Anubha Sehgal -

The quantization of synaptic weights is a powerful technique for reducing the memory footprint and computational complexity of neural networks (NNs), particularly in energy constrained edge and on-chip learning systems. By discretizing continuous weights into low-bit representations, quantization not only minimizes storage but also enables simplified computations, reducing energy and latency during both on-chip training and inference. However, the practical implementation of quantized synaptic weights is constrained by the non-ideal characteristics of memory devices, including a limited number of discrete quantized states, substantial intrinsic device variations, and stochasticity in the synaptic state writing process. This paper presents a quantized triple-level spin-orbit torque magnetic random access memory (SOT-MRAM) based synaptic architecture, specifically tailored for on-chip training and inference of NNs. A detailed device model capturing the non-idealities of triple-level cell (TLC), such as stochasticity and process variations, is developed and integrated into system-level simulations.
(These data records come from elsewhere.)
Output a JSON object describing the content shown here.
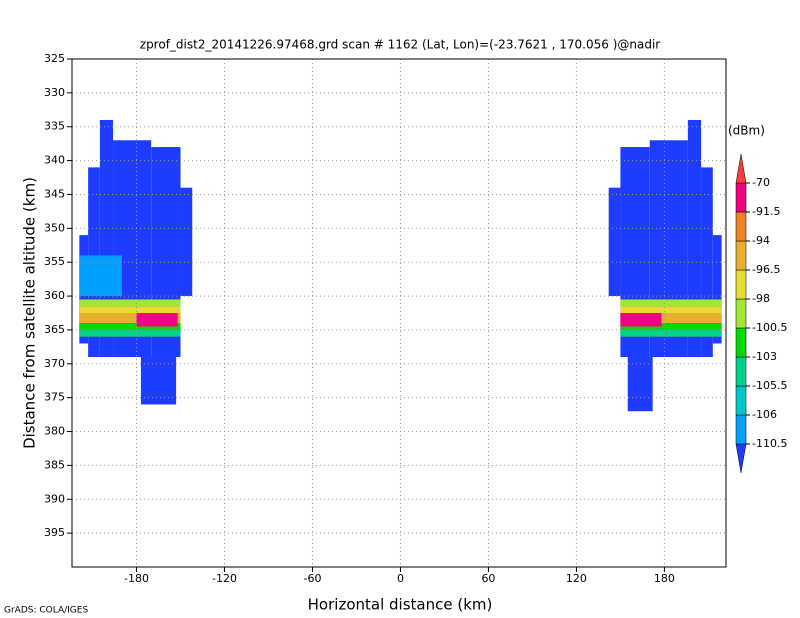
{
  "chart_data": {
    "type": "heatmap",
    "title": "zprof_dist2_20141226.97468.grd  scan # 1162  (Lat, Lon)=(-23.7621 , 170.056 )@nadir",
    "x_label": "Horizontal distance (km)",
    "y_label": "Distance from satellite altitude (km)",
    "credit": "GrADS: COLA/IGES",
    "xlim": [
      -224,
      222
    ],
    "ylim": [
      400,
      325
    ],
    "xticks": [
      -180,
      -120,
      -60,
      0,
      60,
      120,
      180
    ],
    "yticks": [
      325,
      330,
      335,
      340,
      345,
      350,
      355,
      360,
      365,
      370,
      375,
      380,
      385,
      390,
      395
    ],
    "grid": true,
    "colorbar_label": "(dBm)",
    "levels": [
      -110.5,
      -106,
      -105.5,
      -103,
      -100.5,
      -98,
      -96.5,
      -94,
      -91.5,
      -70
    ],
    "colors": [
      "#1e3cff",
      "#00a0ff",
      "#00c8c8",
      "#00d28c",
      "#00dc00",
      "#a0e632",
      "#e6dc32",
      "#e6af2d",
      "#f08228",
      "#f00082",
      "#fa3c3c"
    ],
    "cells": [
      [
        -205,
        -196,
        334,
        369,
        -112
      ],
      [
        -196,
        -170,
        337,
        369,
        -112
      ],
      [
        -170,
        -150,
        338,
        369,
        -112
      ],
      [
        -150,
        -142,
        344,
        360,
        -112
      ],
      [
        -213,
        -205,
        341,
        369,
        -112
      ],
      [
        -219,
        -213,
        351,
        367,
        -112
      ],
      [
        -177,
        -153,
        369,
        376,
        -112
      ],
      [
        -219,
        -190,
        354,
        360,
        -108
      ],
      [
        -219,
        -150,
        360.5,
        361.5,
        -99
      ],
      [
        -219,
        -150,
        361.5,
        362.5,
        -97
      ],
      [
        -219,
        -150,
        362.5,
        364,
        -95
      ],
      [
        -219,
        -150,
        364,
        365,
        -101
      ],
      [
        -219,
        -150,
        365,
        366,
        -105
      ],
      [
        -180,
        -152,
        362.5,
        364.5,
        -80
      ],
      [
        142,
        150,
        344,
        360,
        -112
      ],
      [
        150,
        170,
        338,
        369,
        -112
      ],
      [
        170,
        196,
        337,
        369,
        -112
      ],
      [
        196,
        205,
        334,
        369,
        -112
      ],
      [
        205,
        213,
        341,
        369,
        -112
      ],
      [
        213,
        219,
        351,
        367,
        -112
      ],
      [
        155,
        172,
        369,
        377,
        -112
      ],
      [
        150,
        219,
        360.5,
        361.5,
        -99
      ],
      [
        150,
        219,
        361.5,
        362.5,
        -97
      ],
      [
        150,
        219,
        362.5,
        364,
        -95
      ],
      [
        150,
        219,
        364,
        365,
        -101
      ],
      [
        150,
        219,
        365,
        366,
        -105
      ],
      [
        150,
        178,
        362.5,
        364.5,
        -80
      ]
    ]
  }
}
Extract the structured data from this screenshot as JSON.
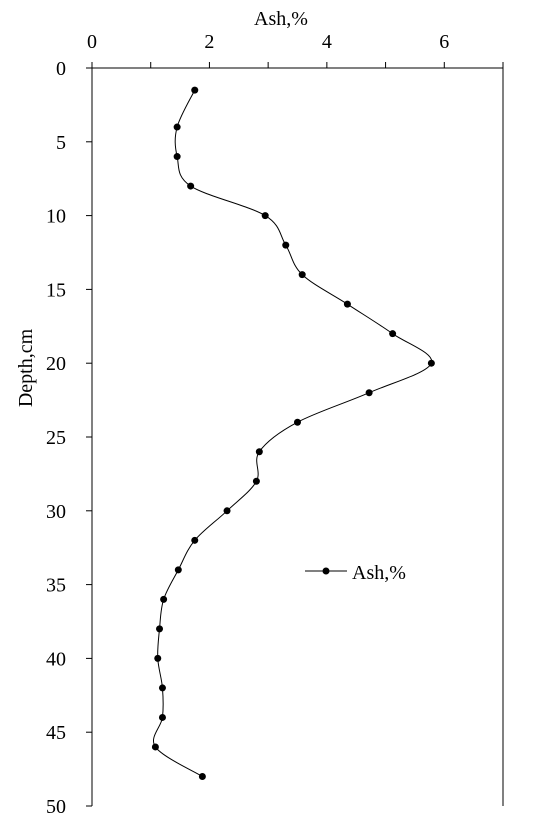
{
  "chart_data": {
    "type": "line",
    "title": "",
    "xlabel": "Ash,%",
    "ylabel": "Depth,cm",
    "xlim": [
      0,
      7
    ],
    "ylim": [
      0,
      50
    ],
    "x_axis_position": "top",
    "y_axis_inverted": true,
    "x_ticks": [
      "0",
      "2",
      "4",
      "6"
    ],
    "y_ticks": [
      "0",
      "5",
      "10",
      "15",
      "20",
      "25",
      "30",
      "35",
      "40",
      "45",
      "50"
    ],
    "grid": false,
    "legend": {
      "position": "right-middle"
    },
    "series": [
      {
        "name": "Ash,%",
        "color": "#000000",
        "marker": "circle",
        "smooth": true,
        "points": [
          {
            "x": 1.75,
            "y": 1.5
          },
          {
            "x": 1.45,
            "y": 4
          },
          {
            "x": 1.45,
            "y": 6
          },
          {
            "x": 1.68,
            "y": 8
          },
          {
            "x": 2.95,
            "y": 10
          },
          {
            "x": 3.3,
            "y": 12
          },
          {
            "x": 3.58,
            "y": 14
          },
          {
            "x": 4.35,
            "y": 16
          },
          {
            "x": 5.12,
            "y": 18
          },
          {
            "x": 5.78,
            "y": 20
          },
          {
            "x": 4.72,
            "y": 22
          },
          {
            "x": 3.5,
            "y": 24
          },
          {
            "x": 2.85,
            "y": 26
          },
          {
            "x": 2.8,
            "y": 28
          },
          {
            "x": 2.3,
            "y": 30
          },
          {
            "x": 1.75,
            "y": 32
          },
          {
            "x": 1.47,
            "y": 34
          },
          {
            "x": 1.22,
            "y": 36
          },
          {
            "x": 1.15,
            "y": 38
          },
          {
            "x": 1.12,
            "y": 40
          },
          {
            "x": 1.2,
            "y": 42
          },
          {
            "x": 1.2,
            "y": 44
          },
          {
            "x": 1.08,
            "y": 46
          },
          {
            "x": 1.88,
            "y": 48
          }
        ]
      }
    ]
  }
}
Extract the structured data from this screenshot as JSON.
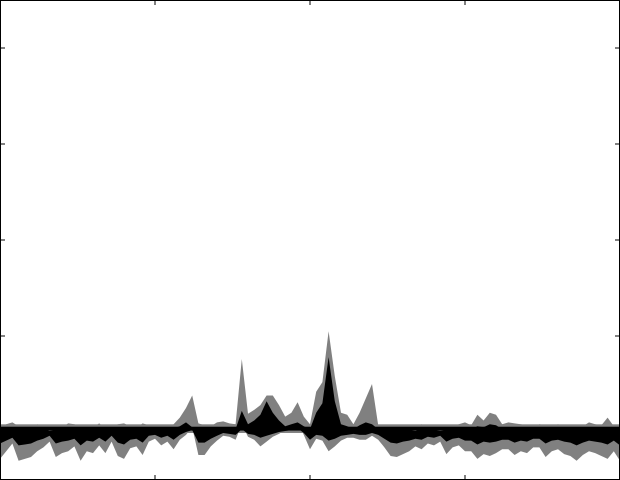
{
  "chart_data": {
    "type": "area",
    "title": "",
    "xlabel": "",
    "ylabel": "",
    "xlim": [
      0,
      200
    ],
    "ylim": [
      -5,
      45
    ],
    "x_ticks": [
      50,
      100,
      150
    ],
    "y_ticks": [
      0,
      10,
      20,
      30,
      40
    ],
    "grid": false,
    "legend": "none",
    "baseline_band": {
      "y": 0,
      "lower": -0.1,
      "upper": 0.8
    },
    "series": [
      {
        "role": "envelope",
        "color": "#808080",
        "x": [
          0,
          2,
          4,
          6,
          8,
          10,
          12,
          14,
          16,
          18,
          20,
          22,
          24,
          26,
          28,
          30,
          32,
          34,
          36,
          38,
          40,
          42,
          44,
          46,
          48,
          50,
          52,
          54,
          56,
          58,
          60,
          62,
          64,
          66,
          68,
          70,
          72,
          74,
          76,
          78,
          80,
          82,
          84,
          86,
          88,
          90,
          92,
          94,
          96,
          98,
          100,
          102,
          104,
          106,
          108,
          110,
          112,
          114,
          116,
          118,
          120,
          122,
          124,
          126,
          128,
          130,
          132,
          134,
          136,
          138,
          140,
          142,
          144,
          146,
          148,
          150,
          152,
          154,
          156,
          158,
          160,
          162,
          164,
          166,
          168,
          170,
          172,
          174,
          176,
          178,
          180,
          182,
          184,
          186,
          188,
          190,
          192,
          194,
          196,
          198,
          200
        ],
        "upper": [
          0.5,
          0.8,
          1.0,
          0.6,
          0.4,
          0.3,
          0.8,
          0.5,
          0.2,
          0.3,
          0.5,
          0.9,
          0.8,
          0.6,
          0.3,
          0.5,
          0.9,
          0.4,
          0.5,
          0.8,
          0.9,
          0.6,
          0.4,
          0.9,
          0.7,
          0.3,
          0.6,
          0.5,
          0.8,
          1.5,
          2.5,
          3.8,
          0.9,
          0.7,
          0.6,
          1.0,
          1.1,
          0.9,
          0.8,
          7.6,
          1.9,
          2.3,
          2.8,
          3.8,
          3.8,
          2.8,
          1.6,
          2.0,
          3.1,
          1.6,
          0.8,
          4.2,
          5.2,
          10.5,
          5.8,
          2.0,
          1.8,
          0.8,
          2.0,
          3.5,
          5.0,
          0.7,
          0.6,
          0.6,
          0.5,
          0.6,
          0.5,
          0.4,
          0.8,
          0.5,
          0.4,
          0.3,
          0.5,
          0.6,
          0.8,
          1.0,
          0.7,
          1.8,
          1.2,
          2.0,
          1.8,
          0.8,
          1.0,
          0.9,
          0.8,
          0.7,
          0.5,
          0.8,
          0.7,
          0.6,
          0.8,
          0.6,
          0.5,
          0.7,
          0.6,
          1.0,
          0.8,
          0.7,
          1.5,
          0.6,
          0.5
        ],
        "lower": [
          -2.8,
          -2.0,
          -1.2,
          -3.0,
          -2.8,
          -2.6,
          -2.0,
          -1.6,
          -1.0,
          -2.6,
          -2.2,
          -2.0,
          -1.5,
          -3.0,
          -2.0,
          -2.2,
          -1.4,
          -2.2,
          -1.0,
          -2.5,
          -2.8,
          -1.7,
          -1.5,
          -2.4,
          -1.0,
          -0.7,
          -1.4,
          -1.0,
          -1.8,
          -0.8,
          -0.3,
          0.5,
          -2.4,
          -2.4,
          -1.5,
          -0.9,
          -0.4,
          -0.5,
          -0.8,
          0.8,
          -0.5,
          -0.8,
          -1.5,
          -1.0,
          -0.5,
          -0.2,
          0.2,
          0.5,
          1.0,
          -0.3,
          -1.8,
          -0.7,
          -0.9,
          -2.0,
          -1.5,
          -0.9,
          -0.6,
          -0.6,
          -0.8,
          -0.8,
          -0.4,
          -0.8,
          -1.6,
          -2.5,
          -2.6,
          -2.3,
          -2.0,
          -1.5,
          -1.8,
          -1.2,
          -1.4,
          -1.0,
          -2.3,
          -1.6,
          -1.4,
          -2.0,
          -2.0,
          -2.8,
          -2.3,
          -2.5,
          -2.2,
          -1.8,
          -1.8,
          -2.4,
          -2.0,
          -2.2,
          -1.6,
          -1.6,
          -2.6,
          -2.0,
          -1.8,
          -2.3,
          -2.5,
          -3.0,
          -2.4,
          -2.0,
          -2.2,
          -2.5,
          -2.8,
          -2.0,
          -3.0
        ]
      },
      {
        "role": "core",
        "color": "#000000",
        "x": [
          0,
          2,
          4,
          6,
          8,
          10,
          12,
          14,
          16,
          18,
          20,
          22,
          24,
          26,
          28,
          30,
          32,
          34,
          36,
          38,
          40,
          42,
          44,
          46,
          48,
          50,
          52,
          54,
          56,
          58,
          60,
          62,
          64,
          66,
          68,
          70,
          72,
          74,
          76,
          78,
          80,
          82,
          84,
          86,
          88,
          90,
          92,
          94,
          96,
          98,
          100,
          102,
          104,
          106,
          108,
          110,
          112,
          114,
          116,
          118,
          120,
          122,
          124,
          126,
          128,
          130,
          132,
          134,
          136,
          138,
          140,
          142,
          144,
          146,
          148,
          150,
          152,
          154,
          156,
          158,
          160,
          162,
          164,
          166,
          168,
          170,
          172,
          174,
          176,
          178,
          180,
          182,
          184,
          186,
          188,
          190,
          192,
          194,
          196,
          198,
          200
        ],
        "upper": [
          0.2,
          0.3,
          0.4,
          0.3,
          0.2,
          0.2,
          0.4,
          0.3,
          0.1,
          0.2,
          0.2,
          0.4,
          0.3,
          0.3,
          0.2,
          0.2,
          0.4,
          0.2,
          0.2,
          0.4,
          0.3,
          0.3,
          0.2,
          0.4,
          0.3,
          0.2,
          0.3,
          0.2,
          0.4,
          0.6,
          1.0,
          0.5,
          0.3,
          0.3,
          0.2,
          0.4,
          0.4,
          0.3,
          0.3,
          2.2,
          0.8,
          1.2,
          1.8,
          3.2,
          2.0,
          1.2,
          0.6,
          0.8,
          1.0,
          0.6,
          0.3,
          2.0,
          3.0,
          7.8,
          3.2,
          0.8,
          0.6,
          0.3,
          0.7,
          1.0,
          0.8,
          0.3,
          0.2,
          0.2,
          0.2,
          0.2,
          0.2,
          0.1,
          0.3,
          0.2,
          0.2,
          0.1,
          0.2,
          0.2,
          0.3,
          0.3,
          0.3,
          0.6,
          0.5,
          0.8,
          0.7,
          0.3,
          0.4,
          0.3,
          0.3,
          0.3,
          0.2,
          0.3,
          0.3,
          0.2,
          0.3,
          0.2,
          0.2,
          0.3,
          0.2,
          0.4,
          0.3,
          0.3,
          0.5,
          0.2,
          0.2
        ],
        "lower": [
          -1.2,
          -0.9,
          -0.6,
          -1.4,
          -1.3,
          -1.2,
          -0.9,
          -0.7,
          -0.4,
          -1.2,
          -1.0,
          -0.9,
          -0.7,
          -1.4,
          -0.9,
          -1.0,
          -0.6,
          -1.0,
          -0.4,
          -1.1,
          -1.3,
          -0.8,
          -0.7,
          -1.1,
          -0.4,
          -0.3,
          -0.6,
          -0.4,
          -0.8,
          -0.3,
          0.0,
          0.2,
          -1.1,
          -1.1,
          -0.7,
          -0.4,
          -0.1,
          -0.2,
          -0.3,
          0.3,
          -0.2,
          -0.3,
          -0.6,
          -0.4,
          -0.2,
          0.0,
          0.1,
          0.2,
          0.4,
          -0.1,
          -0.8,
          -0.3,
          -0.4,
          -0.9,
          -0.7,
          -0.4,
          -0.3,
          -0.2,
          -0.3,
          -0.3,
          -0.1,
          -0.3,
          -0.7,
          -1.1,
          -1.2,
          -1.0,
          -0.9,
          -0.7,
          -0.8,
          -0.5,
          -0.6,
          -0.4,
          -1.0,
          -0.7,
          -0.6,
          -0.9,
          -0.9,
          -1.3,
          -1.0,
          -1.1,
          -1.0,
          -0.8,
          -0.8,
          -1.1,
          -0.9,
          -1.0,
          -0.7,
          -0.7,
          -1.2,
          -0.9,
          -0.8,
          -1.0,
          -1.1,
          -1.4,
          -1.1,
          -0.9,
          -1.0,
          -1.1,
          -1.3,
          -0.9,
          -1.4
        ]
      }
    ]
  }
}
To support training with low-resolution weights, we develop a custom quantization aware learning algorithm that dynamically adapts to device constraints. The VGG-8 architecture for CIFAR-10 image classification has been simulated by using the extracted synaptic device characteristics. The proposed quantized neural network achieves accuracies of 93.92% during training and 92.12% during inference. The simulation results show a 28.60×, 8.13×, and 3.18× reduction in energy, latency, and area, respectively, compared to complementary metal oxide semiconductor (CMOS)-based floating-point precision synaptic weights.